El Grande is a German-style board game for 2-5 players, designed by Wolfgang Kramer and Richard Ulrich, and published in 1995 by Hans im Glück in German, by Rio Grande Games in English, and by 999 Games in Dutch. The game board represents renaissance-era Spain where the nobility (the Grandes) fight for control of the nine regions. El Grande was praised for its area-control mechanism, and was awarded the Spiel des Jahres prize and the Deutscher Spiele Preis in 1996. Following its release, several expansions and an alternative version were published.

== Gameplay ==
The game is played in nine rounds. There are no dice in the game, and players have many chances to influence the turn order. The original game has a number of action cards that are turned up each turn, which is the only source of randomness in the game. However, the effect of this luck is very small, since these cards are potentially available to be used by any player in the game.

Each player starts the game with a hand of identical cards (numbered 1–13) at the beginning of the game. These cards are used to bid for turn order. The person who plays the highest card chooses their action card first, etc., but each player may use each card only once in a given game. During each turn, players take Caballeros and execute an action card, which includes two actions, a special action and placing Caballeros. During three of the nine rounds, scoring occurs, which involves players choosing secret regions, scoring the Castillo, which is a tower where Caballeros are placed inside, moving Caballeros from the Castillo to secret regions, and scoring other individual regions. The main challenge of the game is keeping track of the many factors that determine the balance of power in the regions and the score track.

==Reception==
Upon its release, the area control mechanism of the game was praised, with Geoffrey Engelstein, writing in Building Blocks of Tabletop Game Design, describing the game's area control mechanism as an "elegant example of European design sensibilities applied to the American-style conflict games". Christian T. Petersen comments: "El Grande showed me the surprising depth that could be achieved by interlocking simple mechanisms — the principle that lies at the heart of the German school of design." Mikko Saari from Lautapeliopas also praised the game's replayability and components, but critiqued its scalability under four players. Dicebreaker also commented that the game was a "time-proven, award-winning classic". Similar sentiments were expressed by reviewers for Polish portals Polter and GamesFanatic.
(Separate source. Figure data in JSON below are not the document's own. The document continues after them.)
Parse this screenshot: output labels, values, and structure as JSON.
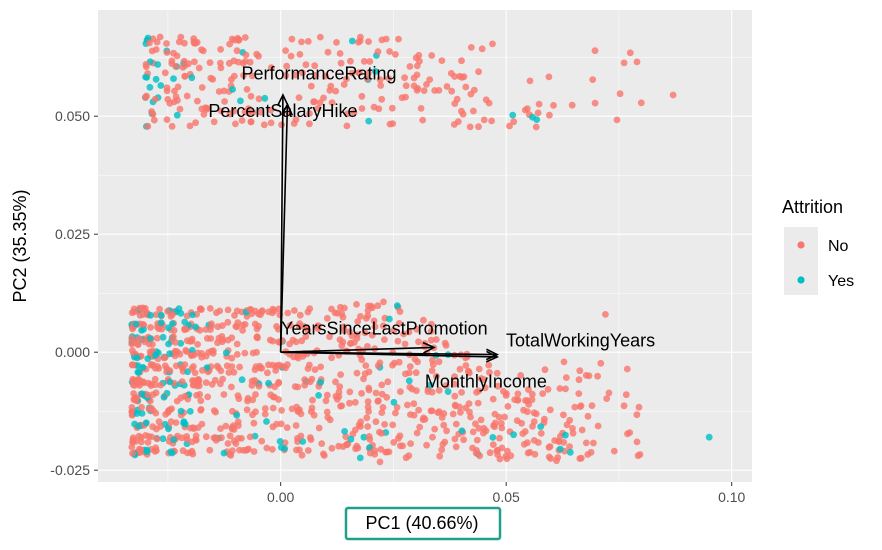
{
  "chart_data": {
    "type": "scatter",
    "title": "",
    "xlabel": "PC1 (40.66%)",
    "ylabel": "PC2 (35.35%)",
    "xlim": [
      -0.0405,
      0.1045
    ],
    "ylim": [
      -0.0275,
      0.0725
    ],
    "x_ticks": [
      0.0,
      0.05,
      0.1
    ],
    "x_tick_labels": [
      "0.00",
      "0.05",
      "0.10"
    ],
    "y_ticks": [
      -0.025,
      0.0,
      0.025,
      0.05
    ],
    "y_tick_labels": [
      "-0.025",
      "0.000",
      "0.025",
      "0.050"
    ],
    "grid": true,
    "legend": {
      "title": "Attrition",
      "placement": "right"
    },
    "series": [
      {
        "name": "No",
        "color": "#F8766D"
      },
      {
        "name": "Yes",
        "color": "#00BFC4"
      }
    ],
    "loadings": [
      {
        "name": "PerformanceRating",
        "x": 0.0005,
        "y": 0.0545
      },
      {
        "name": "PercentSalaryHike",
        "x": 0.0015,
        "y": 0.0525
      },
      {
        "name": "YearsSinceLastPromotion",
        "x": 0.034,
        "y": 0.001
      },
      {
        "name": "TotalWorkingYears",
        "x": 0.048,
        "y": -0.0005
      },
      {
        "name": "MonthlyIncome",
        "x": 0.048,
        "y": -0.001
      }
    ]
  },
  "highlight": {
    "target": "x-axis-title",
    "color": "#20A08A"
  }
}
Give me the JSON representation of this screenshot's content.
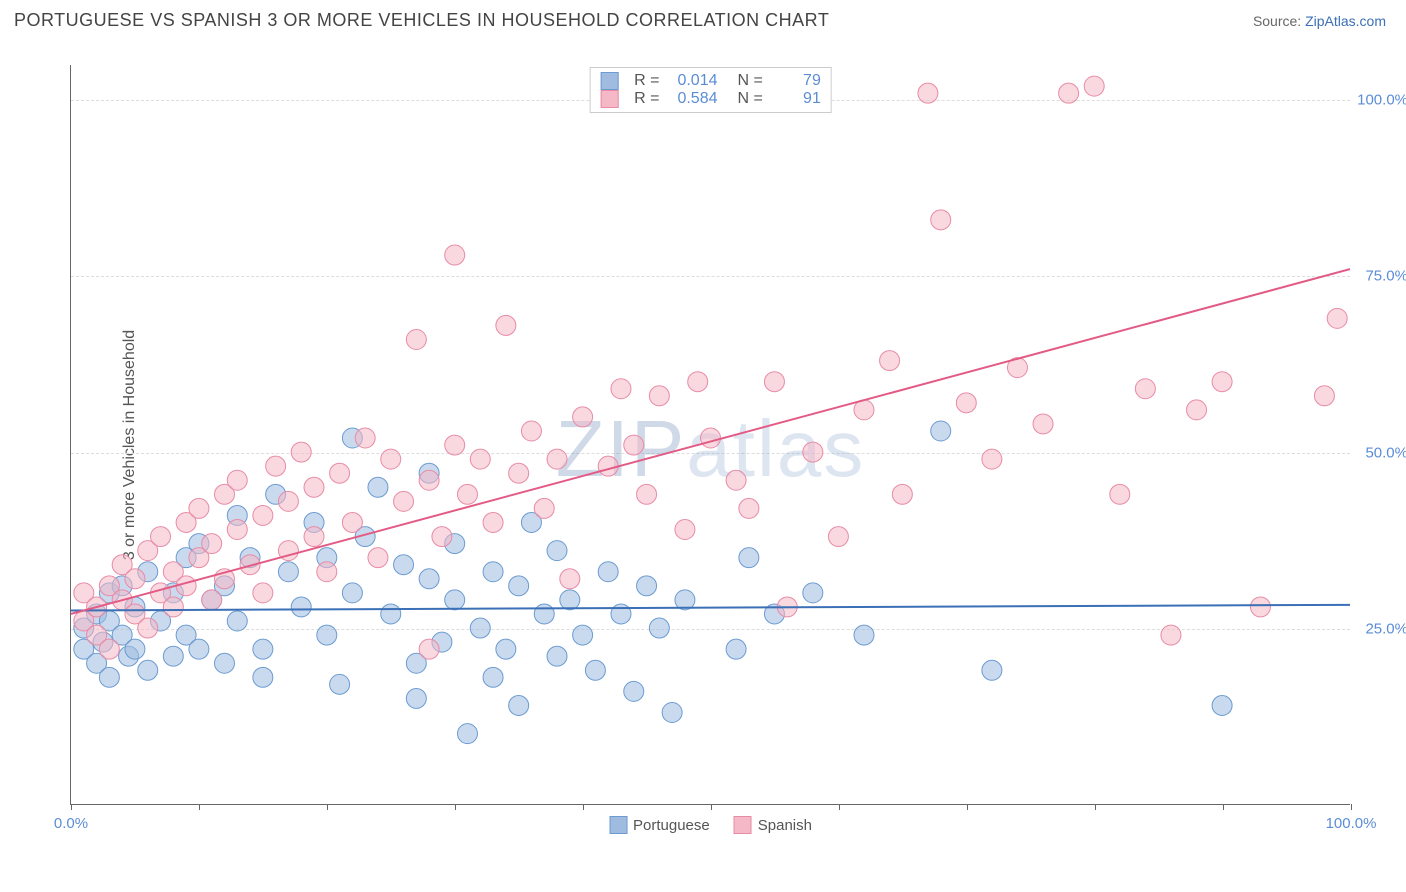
{
  "title": "PORTUGUESE VS SPANISH 3 OR MORE VEHICLES IN HOUSEHOLD CORRELATION CHART",
  "source_label": "Source:",
  "source_name": "ZipAtlas.com",
  "y_axis_label": "3 or more Vehicles in Household",
  "watermark_a": "ZIP",
  "watermark_b": "atlas",
  "chart": {
    "type": "scatter",
    "xlim": [
      0,
      100
    ],
    "ylim": [
      0,
      105
    ],
    "x_ticks": [
      0,
      10,
      20,
      30,
      40,
      50,
      60,
      70,
      80,
      90,
      100
    ],
    "x_tick_labels": {
      "0": "0.0%",
      "100": "100.0%"
    },
    "y_gridlines": [
      25,
      50,
      75,
      100
    ],
    "y_tick_labels": [
      "25.0%",
      "50.0%",
      "75.0%",
      "100.0%"
    ],
    "background_color": "#ffffff",
    "grid_color": "#dddddd",
    "axis_color": "#666666",
    "tick_label_color": "#5b8dd6",
    "marker_radius": 10,
    "marker_opacity": 0.55,
    "line_width": 2
  },
  "series": [
    {
      "name": "Portuguese",
      "color_fill": "#9fbce0",
      "color_stroke": "#6b9bd1",
      "color_line": "#3b6fb6",
      "r_label": "R =",
      "r_value": "0.014",
      "n_label": "N =",
      "n_value": "79",
      "trend": {
        "x1": 0,
        "y1": 27.5,
        "x2": 100,
        "y2": 28.3
      },
      "points": [
        [
          1,
          22
        ],
        [
          1,
          25
        ],
        [
          2,
          20
        ],
        [
          2,
          27
        ],
        [
          2.5,
          23
        ],
        [
          3,
          30
        ],
        [
          3,
          18
        ],
        [
          3,
          26
        ],
        [
          4,
          24
        ],
        [
          4,
          31
        ],
        [
          4.5,
          21
        ],
        [
          5,
          28
        ],
        [
          5,
          22
        ],
        [
          6,
          33
        ],
        [
          6,
          19
        ],
        [
          7,
          26
        ],
        [
          8,
          30
        ],
        [
          8,
          21
        ],
        [
          9,
          24
        ],
        [
          9,
          35
        ],
        [
          10,
          37
        ],
        [
          10,
          22
        ],
        [
          11,
          29
        ],
        [
          12,
          20
        ],
        [
          12,
          31
        ],
        [
          13,
          41
        ],
        [
          13,
          26
        ],
        [
          14,
          35
        ],
        [
          15,
          22
        ],
        [
          15,
          18
        ],
        [
          16,
          44
        ],
        [
          17,
          33
        ],
        [
          18,
          28
        ],
        [
          19,
          40
        ],
        [
          20,
          24
        ],
        [
          20,
          35
        ],
        [
          21,
          17
        ],
        [
          22,
          52
        ],
        [
          22,
          30
        ],
        [
          23,
          38
        ],
        [
          24,
          45
        ],
        [
          25,
          27
        ],
        [
          26,
          34
        ],
        [
          27,
          20
        ],
        [
          27,
          15
        ],
        [
          28,
          32
        ],
        [
          28,
          47
        ],
        [
          29,
          23
        ],
        [
          30,
          29
        ],
        [
          30,
          37
        ],
        [
          31,
          10
        ],
        [
          32,
          25
        ],
        [
          33,
          33
        ],
        [
          33,
          18
        ],
        [
          34,
          22
        ],
        [
          35,
          31
        ],
        [
          35,
          14
        ],
        [
          36,
          40
        ],
        [
          37,
          27
        ],
        [
          38,
          21
        ],
        [
          38,
          36
        ],
        [
          39,
          29
        ],
        [
          40,
          24
        ],
        [
          41,
          19
        ],
        [
          42,
          33
        ],
        [
          43,
          27
        ],
        [
          44,
          16
        ],
        [
          45,
          31
        ],
        [
          46,
          25
        ],
        [
          47,
          13
        ],
        [
          48,
          29
        ],
        [
          52,
          22
        ],
        [
          53,
          35
        ],
        [
          55,
          27
        ],
        [
          58,
          30
        ],
        [
          62,
          24
        ],
        [
          68,
          53
        ],
        [
          72,
          19
        ],
        [
          90,
          14
        ]
      ]
    },
    {
      "name": "Spanish",
      "color_fill": "#f4b8c7",
      "color_stroke": "#e88ba6",
      "color_line": "#e35a85",
      "r_label": "R =",
      "r_value": "0.584",
      "n_label": "N =",
      "n_value": "91",
      "trend": {
        "x1": 0,
        "y1": 27,
        "x2": 100,
        "y2": 76
      },
      "points": [
        [
          1,
          26
        ],
        [
          1,
          30
        ],
        [
          2,
          24
        ],
        [
          2,
          28
        ],
        [
          3,
          31
        ],
        [
          3,
          22
        ],
        [
          4,
          29
        ],
        [
          4,
          34
        ],
        [
          5,
          27
        ],
        [
          5,
          32
        ],
        [
          6,
          36
        ],
        [
          6,
          25
        ],
        [
          7,
          30
        ],
        [
          7,
          38
        ],
        [
          8,
          33
        ],
        [
          8,
          28
        ],
        [
          9,
          40
        ],
        [
          9,
          31
        ],
        [
          10,
          35
        ],
        [
          10,
          42
        ],
        [
          11,
          29
        ],
        [
          11,
          37
        ],
        [
          12,
          44
        ],
        [
          12,
          32
        ],
        [
          13,
          39
        ],
        [
          13,
          46
        ],
        [
          14,
          34
        ],
        [
          15,
          41
        ],
        [
          15,
          30
        ],
        [
          16,
          48
        ],
        [
          17,
          36
        ],
        [
          17,
          43
        ],
        [
          18,
          50
        ],
        [
          19,
          38
        ],
        [
          19,
          45
        ],
        [
          20,
          33
        ],
        [
          21,
          47
        ],
        [
          22,
          40
        ],
        [
          23,
          52
        ],
        [
          24,
          35
        ],
        [
          25,
          49
        ],
        [
          26,
          43
        ],
        [
          27,
          66
        ],
        [
          28,
          46
        ],
        [
          28,
          22
        ],
        [
          29,
          38
        ],
        [
          30,
          51
        ],
        [
          30,
          78
        ],
        [
          31,
          44
        ],
        [
          32,
          49
        ],
        [
          33,
          40
        ],
        [
          34,
          68
        ],
        [
          35,
          47
        ],
        [
          36,
          53
        ],
        [
          37,
          42
        ],
        [
          38,
          49
        ],
        [
          39,
          32
        ],
        [
          40,
          55
        ],
        [
          42,
          48
        ],
        [
          43,
          59
        ],
        [
          44,
          51
        ],
        [
          45,
          44
        ],
        [
          46,
          58
        ],
        [
          48,
          39
        ],
        [
          49,
          60
        ],
        [
          50,
          52
        ],
        [
          52,
          46
        ],
        [
          53,
          42
        ],
        [
          55,
          60
        ],
        [
          56,
          28
        ],
        [
          58,
          50
        ],
        [
          60,
          38
        ],
        [
          62,
          56
        ],
        [
          64,
          63
        ],
        [
          65,
          44
        ],
        [
          67,
          101
        ],
        [
          68,
          83
        ],
        [
          70,
          57
        ],
        [
          72,
          49
        ],
        [
          74,
          62
        ],
        [
          76,
          54
        ],
        [
          78,
          101
        ],
        [
          80,
          102
        ],
        [
          82,
          44
        ],
        [
          84,
          59
        ],
        [
          86,
          24
        ],
        [
          88,
          56
        ],
        [
          90,
          60
        ],
        [
          93,
          28
        ],
        [
          98,
          58
        ],
        [
          99,
          69
        ]
      ]
    }
  ],
  "bottom_legend": [
    {
      "label": "Portuguese",
      "fill": "#9fbce0",
      "stroke": "#6b9bd1"
    },
    {
      "label": "Spanish",
      "fill": "#f4b8c7",
      "stroke": "#e88ba6"
    }
  ]
}
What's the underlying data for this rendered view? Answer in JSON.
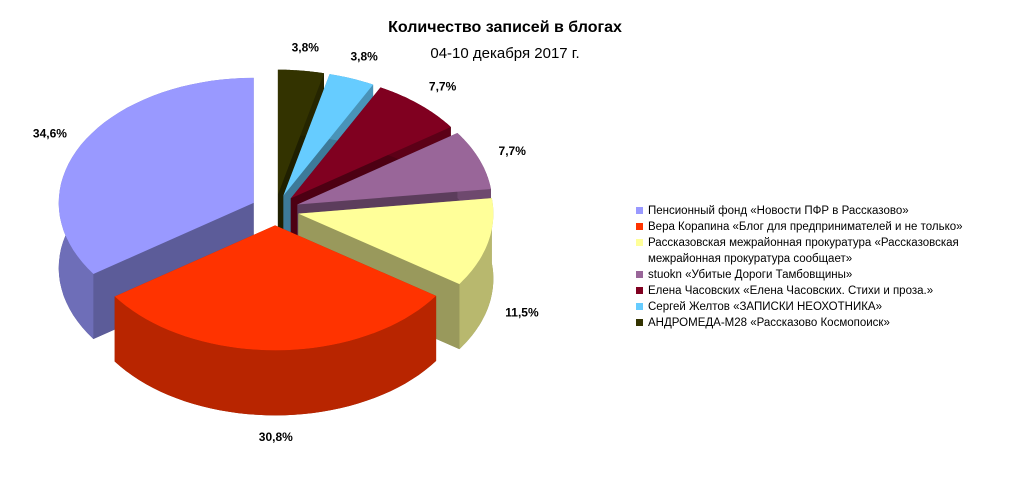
{
  "chart_data": {
    "type": "pie",
    "title": "Количество записей в блогах",
    "subtitle": "04-10 декабря 2017 г.",
    "categories": [
      "Пенсионный фонд «Новости ПФР в Рассказово»",
      "Вера Корапина «Блог для предпринимателей и не только»",
      "Рассказовская межрайонная прокуратура «Рассказовская межрайонная прокуратура сообщает»",
      "stuokn «Убитые Дороги Тамбовщины»",
      "Елена Часовских «Елена Часовских. Стихи и проза.»",
      "Сергей Желтов «ЗАПИСКИ НЕОХОТНИКА»",
      "АНДРОМЕДА-М28 «Рассказово Космопоиск»"
    ],
    "values": [
      34.6,
      30.8,
      11.5,
      7.7,
      7.7,
      3.8,
      3.8
    ],
    "value_labels": [
      "34,6%",
      "30,8%",
      "11,5%",
      "7,7%",
      "7,7%",
      "3,8%",
      "3,8%"
    ],
    "colors": [
      "#9999ff",
      "#ff3300",
      "#ffff99",
      "#996699",
      "#800020",
      "#66ccff",
      "#333300"
    ],
    "legend": "right"
  }
}
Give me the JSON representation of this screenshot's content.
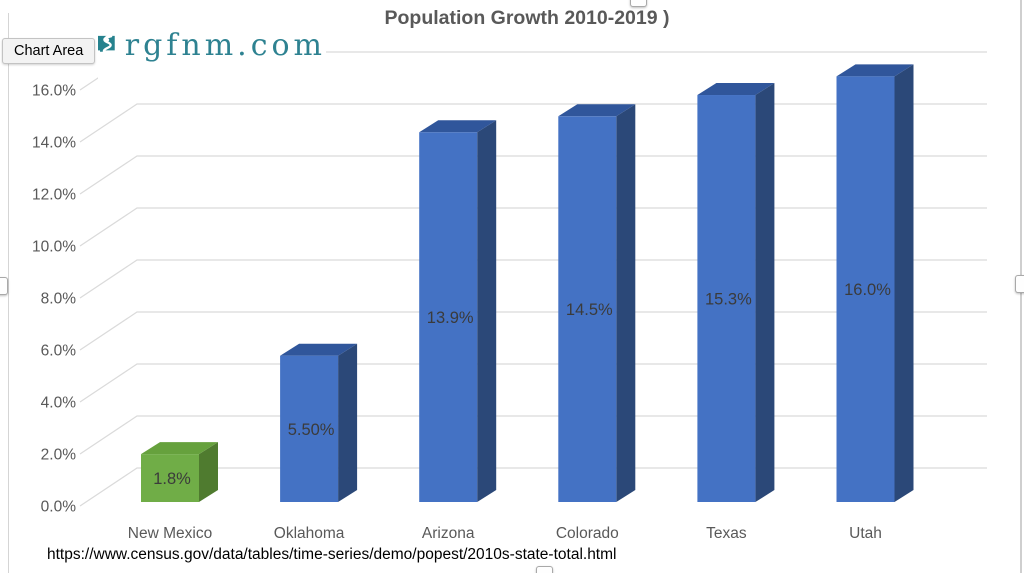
{
  "window": {
    "tooltip": "Chart Area",
    "logo": {
      "text": "rgfnm.com",
      "icon": "new-mexico-river-logo",
      "teal": "#26828E",
      "text_color": "#2E8291"
    },
    "source_url": "https://www.census.gov/data/tables/time-series/demo/popest/2010s-state-total.html"
  },
  "chart_data": {
    "type": "bar",
    "style": "3d-column",
    "title": "Population Growth 2010-2019 )",
    "categories": [
      "New Mexico",
      "Oklahoma",
      "Arizona",
      "Colorado",
      "Texas",
      "Utah"
    ],
    "values": [
      1.8,
      5.5,
      13.9,
      14.5,
      15.3,
      16.0
    ],
    "value_labels": [
      "1.8%",
      "5.50%",
      "13.9%",
      "14.5%",
      "15.3%",
      "16.0%"
    ],
    "xlabel": "",
    "ylabel": "",
    "ylim": [
      0,
      16
    ],
    "ytick_step": 2,
    "ytick_labels": [
      "0.0%",
      "2.0%",
      "4.0%",
      "6.0%",
      "8.0%",
      "10.0%",
      "12.0%",
      "14.0%",
      "16.0%"
    ],
    "grid": true,
    "legend": false,
    "colors": {
      "bar_keys": [
        "green",
        "blue",
        "blue",
        "blue",
        "blue",
        "blue"
      ],
      "green": {
        "front": "#70AD47",
        "top": "#66A13D",
        "side": "#4F7B2F"
      },
      "blue": {
        "front": "#4472C4",
        "top": "#30569B",
        "side": "#2B4878"
      },
      "grid": "#DADADA",
      "axis_text": "#595959",
      "value_label_text": "#3B3B3B",
      "title_text": "#595959"
    }
  }
}
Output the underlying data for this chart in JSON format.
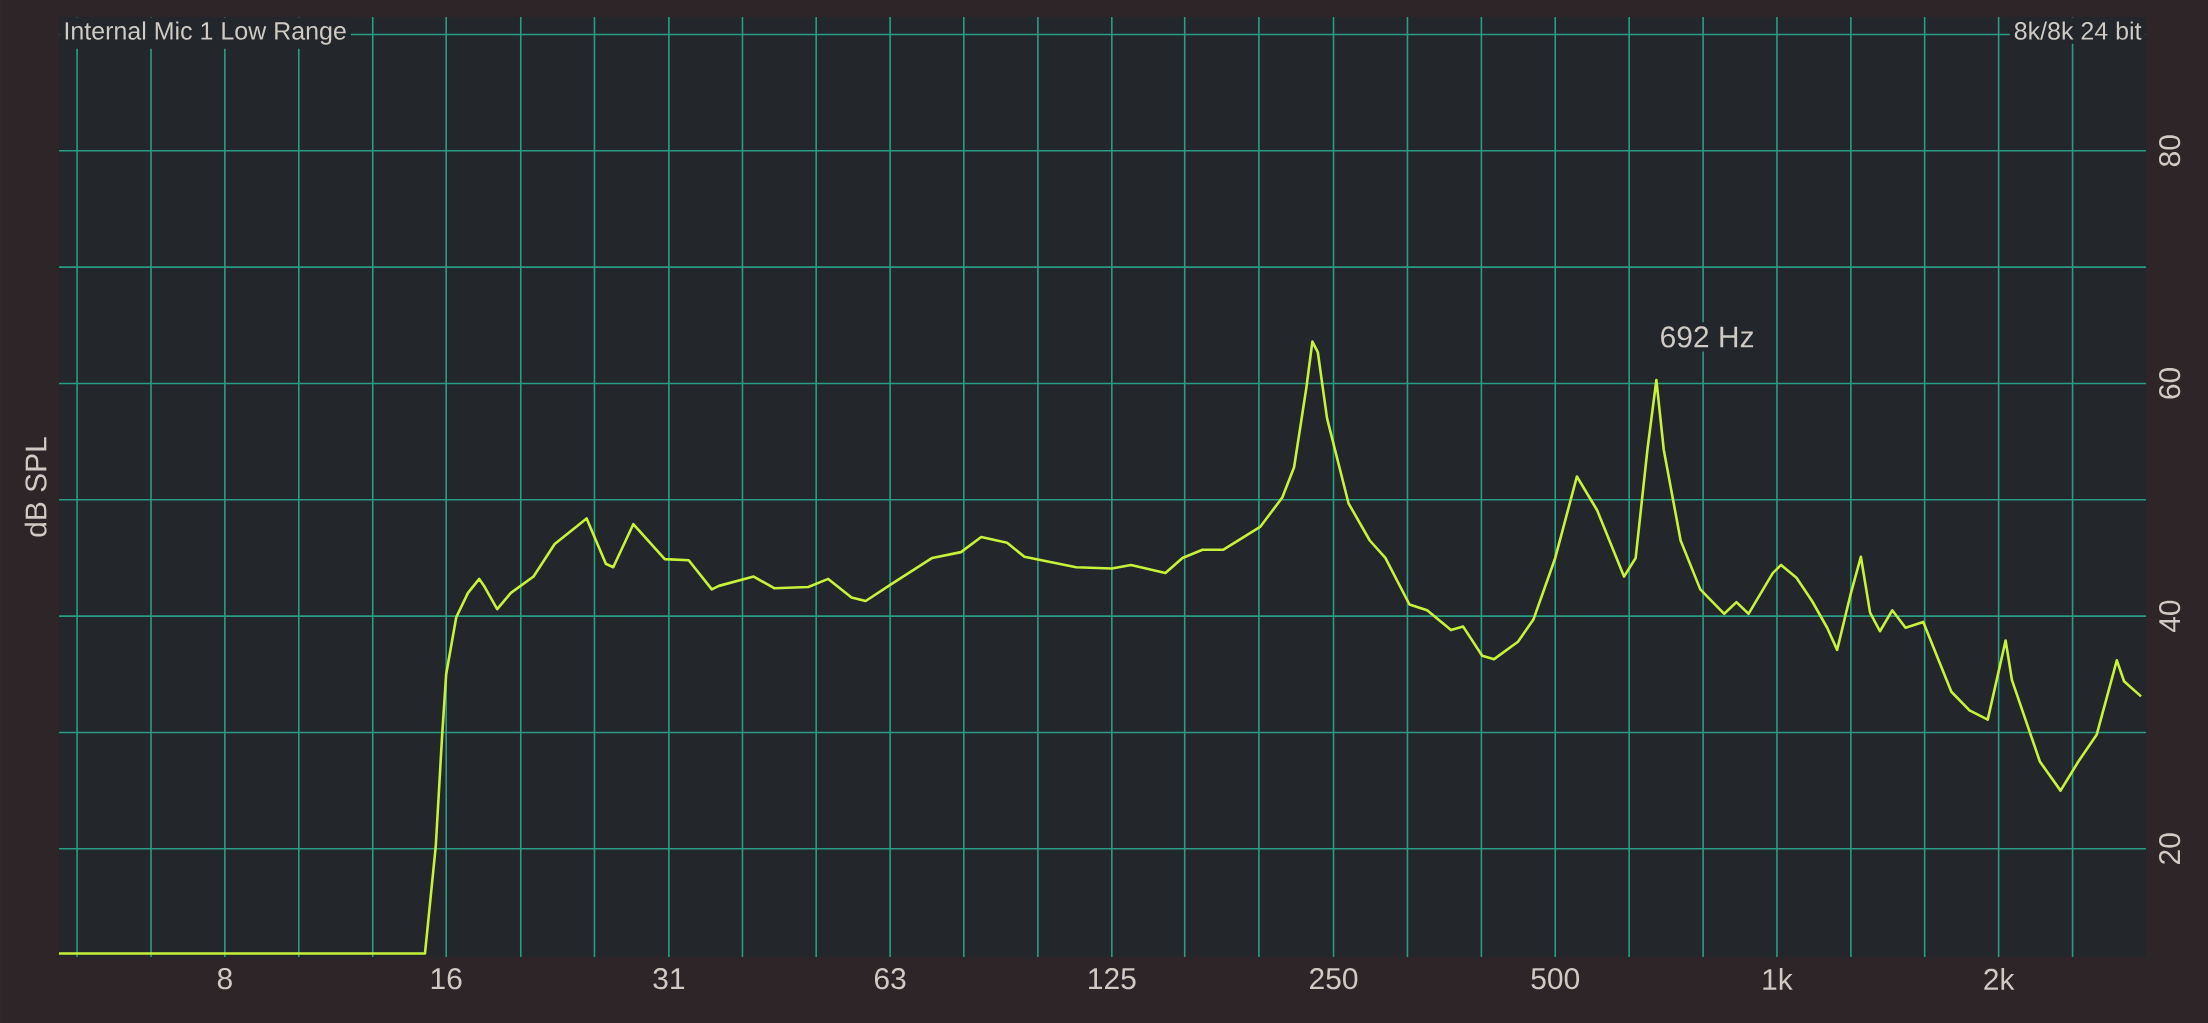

The game was awarded the Spiel des Jahres prize in 1996. The jury praised strategy, "clearly structured" gameplay, the game board landscape designed by the artist Doris Matthäus, and the "well-explained" rules despite the complexity, concluding that the "two authors have impressively succeeded in bringing all this together into a harmonious whole". The jury commented that despite some elements of luck, player control is more emphasised. Stewart Woods, writing in Eurogames: The Design, Culture and Play of Modern European Board Games, described it as "relatively complex" compared to other winners. El Grande also won the 1996 Deutscher Spiele Preis.

==Reviews==
- Casus Belli #97
- Backstab #21

== Expansions ==
Following El Grande's release, several expansions were released, including Konig & Intrigant in 1997, which replaced several action and power cards. Grand Inquisitor & Colonies, which added regions, was also released in the same year; subsequently, the Grandissimo expansion was published, adding action cards. In 1998, El Caballero, which was based upon El Grande, was released, with the Spiel des Jahres jury describing the game as an "independent, attractive placement game".